How many ways a 9 digit number can be formed using the digits 1 t0 9 without repetition such that it is divisble by $11$.
Let's denote such a number by $\overline{a_9 a_8\cdots a_1}$ you get $$\sum_{i=1}^9 a_i = \sum_{i=1}^9 i = 45.$$ Furthermore we can indeed use the alternating sum to check divisibility by $11$. This can be expressed as $$(a_1+a_3+a_5+a_7+a_9) - (a_2+a_4+a_6+a_8) \equiv 0 \pmod{11}.$$ Since we already know the total sum of the digits we can simplify this somewhat to $$(45 -(a_2+a_4+a_6+a_8)) - (a_2+a_4+a_6+a_8) \equiv 0 \pmod{11},$$ which again simplifies to $$ a_2+a_4+a_6+a_8 \equiv 6 \pmod{11}.$$ Now we want to find the amount of distinct solutions this equation has, where we choose $a_2,a_4,a_6,a_8$ distinct and decreasing from $\{1,\dots 9\}$. I don't know a more clever trick than simply checking, which is not that difficult in this case.

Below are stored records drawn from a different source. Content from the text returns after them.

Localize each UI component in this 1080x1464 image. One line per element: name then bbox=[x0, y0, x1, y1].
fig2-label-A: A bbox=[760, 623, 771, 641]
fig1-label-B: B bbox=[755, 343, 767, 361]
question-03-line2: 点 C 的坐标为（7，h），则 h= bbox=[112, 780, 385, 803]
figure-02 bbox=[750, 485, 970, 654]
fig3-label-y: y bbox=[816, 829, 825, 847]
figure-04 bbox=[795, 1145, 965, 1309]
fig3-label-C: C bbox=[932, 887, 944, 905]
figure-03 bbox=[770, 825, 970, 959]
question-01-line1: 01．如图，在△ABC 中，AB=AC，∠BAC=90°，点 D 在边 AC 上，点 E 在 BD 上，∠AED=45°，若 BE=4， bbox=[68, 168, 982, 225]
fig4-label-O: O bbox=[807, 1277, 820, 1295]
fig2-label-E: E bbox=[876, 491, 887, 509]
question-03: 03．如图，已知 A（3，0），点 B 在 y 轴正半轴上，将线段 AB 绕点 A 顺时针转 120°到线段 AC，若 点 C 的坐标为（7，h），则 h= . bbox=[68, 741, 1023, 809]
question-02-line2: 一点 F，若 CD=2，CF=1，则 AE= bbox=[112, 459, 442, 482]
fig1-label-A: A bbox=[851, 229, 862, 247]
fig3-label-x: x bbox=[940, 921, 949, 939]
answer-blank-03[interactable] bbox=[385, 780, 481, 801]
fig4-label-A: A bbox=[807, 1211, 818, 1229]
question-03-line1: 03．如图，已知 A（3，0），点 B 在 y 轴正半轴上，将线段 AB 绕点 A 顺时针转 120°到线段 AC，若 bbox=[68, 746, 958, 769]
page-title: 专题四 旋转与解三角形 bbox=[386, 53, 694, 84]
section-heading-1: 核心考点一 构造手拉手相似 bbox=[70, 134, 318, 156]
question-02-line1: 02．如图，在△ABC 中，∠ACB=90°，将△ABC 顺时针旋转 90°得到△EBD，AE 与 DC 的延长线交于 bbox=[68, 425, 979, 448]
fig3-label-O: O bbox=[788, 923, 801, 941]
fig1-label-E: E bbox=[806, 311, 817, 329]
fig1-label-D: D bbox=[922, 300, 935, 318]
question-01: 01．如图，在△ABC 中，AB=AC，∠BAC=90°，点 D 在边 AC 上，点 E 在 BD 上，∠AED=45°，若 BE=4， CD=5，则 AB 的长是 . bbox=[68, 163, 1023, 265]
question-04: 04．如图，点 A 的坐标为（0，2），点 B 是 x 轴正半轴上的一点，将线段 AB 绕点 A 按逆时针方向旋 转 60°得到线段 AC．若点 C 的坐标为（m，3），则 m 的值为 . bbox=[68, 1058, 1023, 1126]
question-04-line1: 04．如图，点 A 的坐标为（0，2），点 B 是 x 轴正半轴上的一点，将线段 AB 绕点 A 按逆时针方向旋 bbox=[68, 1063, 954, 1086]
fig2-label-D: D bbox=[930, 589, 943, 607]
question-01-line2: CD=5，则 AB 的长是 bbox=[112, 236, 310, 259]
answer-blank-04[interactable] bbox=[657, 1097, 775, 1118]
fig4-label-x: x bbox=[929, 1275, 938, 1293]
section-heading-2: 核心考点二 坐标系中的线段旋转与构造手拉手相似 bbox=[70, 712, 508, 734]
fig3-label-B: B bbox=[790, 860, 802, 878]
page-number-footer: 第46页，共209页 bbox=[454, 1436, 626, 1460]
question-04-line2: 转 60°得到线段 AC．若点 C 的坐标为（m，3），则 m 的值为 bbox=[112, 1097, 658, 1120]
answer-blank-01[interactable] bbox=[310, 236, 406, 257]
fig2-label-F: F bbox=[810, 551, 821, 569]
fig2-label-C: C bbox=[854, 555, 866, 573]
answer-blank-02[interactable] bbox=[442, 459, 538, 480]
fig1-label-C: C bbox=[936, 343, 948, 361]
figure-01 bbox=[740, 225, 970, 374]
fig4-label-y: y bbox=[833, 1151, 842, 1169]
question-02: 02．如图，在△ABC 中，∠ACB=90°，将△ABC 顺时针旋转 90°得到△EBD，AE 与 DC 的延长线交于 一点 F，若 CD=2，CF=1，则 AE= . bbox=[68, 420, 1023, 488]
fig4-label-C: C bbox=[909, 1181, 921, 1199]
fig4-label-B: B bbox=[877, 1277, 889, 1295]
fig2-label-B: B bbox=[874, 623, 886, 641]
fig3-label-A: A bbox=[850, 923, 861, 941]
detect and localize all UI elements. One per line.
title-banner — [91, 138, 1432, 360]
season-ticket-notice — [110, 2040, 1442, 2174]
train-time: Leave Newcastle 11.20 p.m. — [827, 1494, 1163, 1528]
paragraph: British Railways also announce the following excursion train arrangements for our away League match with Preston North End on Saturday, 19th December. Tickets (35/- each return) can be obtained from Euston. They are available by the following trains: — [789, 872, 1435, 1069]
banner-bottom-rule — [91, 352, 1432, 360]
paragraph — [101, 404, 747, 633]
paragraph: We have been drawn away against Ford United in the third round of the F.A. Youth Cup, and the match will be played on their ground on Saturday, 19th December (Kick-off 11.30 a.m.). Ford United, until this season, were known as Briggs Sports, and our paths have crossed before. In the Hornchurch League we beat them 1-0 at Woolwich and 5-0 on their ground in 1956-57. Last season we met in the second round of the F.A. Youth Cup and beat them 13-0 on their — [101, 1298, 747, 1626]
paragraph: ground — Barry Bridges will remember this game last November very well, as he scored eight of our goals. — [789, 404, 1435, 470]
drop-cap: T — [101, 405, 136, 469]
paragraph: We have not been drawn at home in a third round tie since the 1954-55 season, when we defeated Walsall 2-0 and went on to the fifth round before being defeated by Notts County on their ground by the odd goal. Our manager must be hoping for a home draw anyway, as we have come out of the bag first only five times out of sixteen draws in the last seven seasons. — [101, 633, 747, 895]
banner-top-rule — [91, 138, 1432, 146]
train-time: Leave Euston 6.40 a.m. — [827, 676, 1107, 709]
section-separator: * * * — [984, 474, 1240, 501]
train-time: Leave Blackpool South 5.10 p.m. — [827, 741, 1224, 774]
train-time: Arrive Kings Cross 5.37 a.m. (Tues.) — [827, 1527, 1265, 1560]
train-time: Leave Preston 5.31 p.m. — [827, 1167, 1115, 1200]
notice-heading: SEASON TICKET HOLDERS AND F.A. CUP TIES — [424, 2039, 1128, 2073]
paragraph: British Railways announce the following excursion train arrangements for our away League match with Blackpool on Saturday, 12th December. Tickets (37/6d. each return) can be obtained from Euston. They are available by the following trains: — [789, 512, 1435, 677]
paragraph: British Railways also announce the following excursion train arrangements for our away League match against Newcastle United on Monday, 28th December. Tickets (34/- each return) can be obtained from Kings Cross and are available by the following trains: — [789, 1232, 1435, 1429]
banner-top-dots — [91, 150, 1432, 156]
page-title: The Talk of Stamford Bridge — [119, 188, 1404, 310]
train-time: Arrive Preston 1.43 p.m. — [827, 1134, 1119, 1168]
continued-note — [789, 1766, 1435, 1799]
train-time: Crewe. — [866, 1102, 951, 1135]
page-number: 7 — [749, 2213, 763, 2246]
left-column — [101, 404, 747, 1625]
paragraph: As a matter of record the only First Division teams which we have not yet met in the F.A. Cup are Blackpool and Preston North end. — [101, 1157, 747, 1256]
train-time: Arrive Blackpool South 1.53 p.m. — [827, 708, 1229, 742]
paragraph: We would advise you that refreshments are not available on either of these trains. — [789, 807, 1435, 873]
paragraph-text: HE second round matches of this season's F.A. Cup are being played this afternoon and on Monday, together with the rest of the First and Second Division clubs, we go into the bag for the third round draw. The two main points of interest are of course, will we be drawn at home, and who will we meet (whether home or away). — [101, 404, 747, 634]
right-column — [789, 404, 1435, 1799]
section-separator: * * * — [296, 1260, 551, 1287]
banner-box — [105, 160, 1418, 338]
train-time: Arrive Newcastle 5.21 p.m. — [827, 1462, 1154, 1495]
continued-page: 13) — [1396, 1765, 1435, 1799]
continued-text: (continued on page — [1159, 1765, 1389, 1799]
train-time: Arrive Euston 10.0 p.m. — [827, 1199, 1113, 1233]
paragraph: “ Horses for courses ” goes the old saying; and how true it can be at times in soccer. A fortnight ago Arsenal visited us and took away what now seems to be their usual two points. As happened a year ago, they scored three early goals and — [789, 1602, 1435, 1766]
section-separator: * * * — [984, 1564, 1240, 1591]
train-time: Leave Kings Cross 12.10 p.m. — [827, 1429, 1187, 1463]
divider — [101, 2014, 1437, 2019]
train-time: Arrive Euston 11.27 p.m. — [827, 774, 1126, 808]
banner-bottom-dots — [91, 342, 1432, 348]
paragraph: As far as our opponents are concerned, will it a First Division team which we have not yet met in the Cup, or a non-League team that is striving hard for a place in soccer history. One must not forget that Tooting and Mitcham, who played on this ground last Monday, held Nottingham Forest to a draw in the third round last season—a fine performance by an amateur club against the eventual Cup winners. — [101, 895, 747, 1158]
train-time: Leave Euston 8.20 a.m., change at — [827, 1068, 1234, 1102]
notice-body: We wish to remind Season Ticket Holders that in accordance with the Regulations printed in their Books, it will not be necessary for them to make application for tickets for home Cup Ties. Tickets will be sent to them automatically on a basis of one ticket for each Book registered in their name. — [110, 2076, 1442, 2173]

Clearly $a_2+a_4+a_6+a_8 = 6$ has no solutions.
The equation $a_2+a_4+a_6+a_8 = 17$ has nine solutions and this is the most work.
- The equation $a_2+a_4+a_6+a_8 = 28$ only has two solutions, namely $\left\{\{9, 8, 7, 4\}, \{9, 8, 6, 5\}\right\}.$
- The equation $a_2+a_4+a_6+a_8 = 6+11k$ for $k\geq 3$ has no solutions since the maximum $9+8+7+6=30$ is already too small.
We get a total of $11$ choices of digits. For all these choices we can arrange $a_2,a_4,a_6,a_8$ in $4!$ ways and $a_1,a_3,a_5,a_7,a_9$ in $5!$. The total number of solutions is $$ 11\cdot 4! \cdot 5! = 31680. $$
Since the raw digit sum of $1..9$ will be $45$, an odd number, we clearly can't have two equal sums for the even-position and odd-position digits. So we need to have one set of digits sum to $17$ and the others to $28$, so that the difference is divisible by $11$.
This can be done either way around; $28$ as the sum of the four even-position digits or the sum of the five odd-position digits.
Making 28 with only four digits is the more restrictive case. The only options are {9,8,7,4} and {9,8,6,5}. With five digits there are more choices: {9,8,7,3,1}, {9,8,6,4,1}, {9,8,6,3,2}, {9,8,5,4,2}, {9,7,6,5,1}, {9,7,6,4,2}, {9,7,5,4,3}, {8,7,6,5,2}, {8,7,6,4,3}.
So we have 11 ways of dividing the digits suitably, and in each case we can permute the five odd-position digits freely and similarly the four even-position digits. So the number of possibilities is: $$11\cdot 5!\cdot 4! = 11\times 120\times 24 = 31680$$
As a sanity check, this total is reasonably close to $\frac{9!}{11}$, ie. one-eleventh of the total permutations of the digits.
Denote by $a_1a_2...a_9$ such a number. Let $a=\sum_{i=0}^4 a_{2i+1}$ and $b=\sum_{i=1}^4 a_{2i}$, then $b-a$ is a multiple of 11. Note that since $a+b=1+2+...+9=45$ is odd necessarily $b-a$ is odd. So $a-b=11$ or $a-b=33$.
- Case $b-a =11$
If we add the equation $a+b=45$ we obtain $b=28$, and $a=17$. Now it is easy to write down all solutions.
- Case $b-a = 33$
Then by adding $a+b=45$ we obtain $b=39$, and $a=6$. This is not possible since $1+2+..+4$ is already way too big.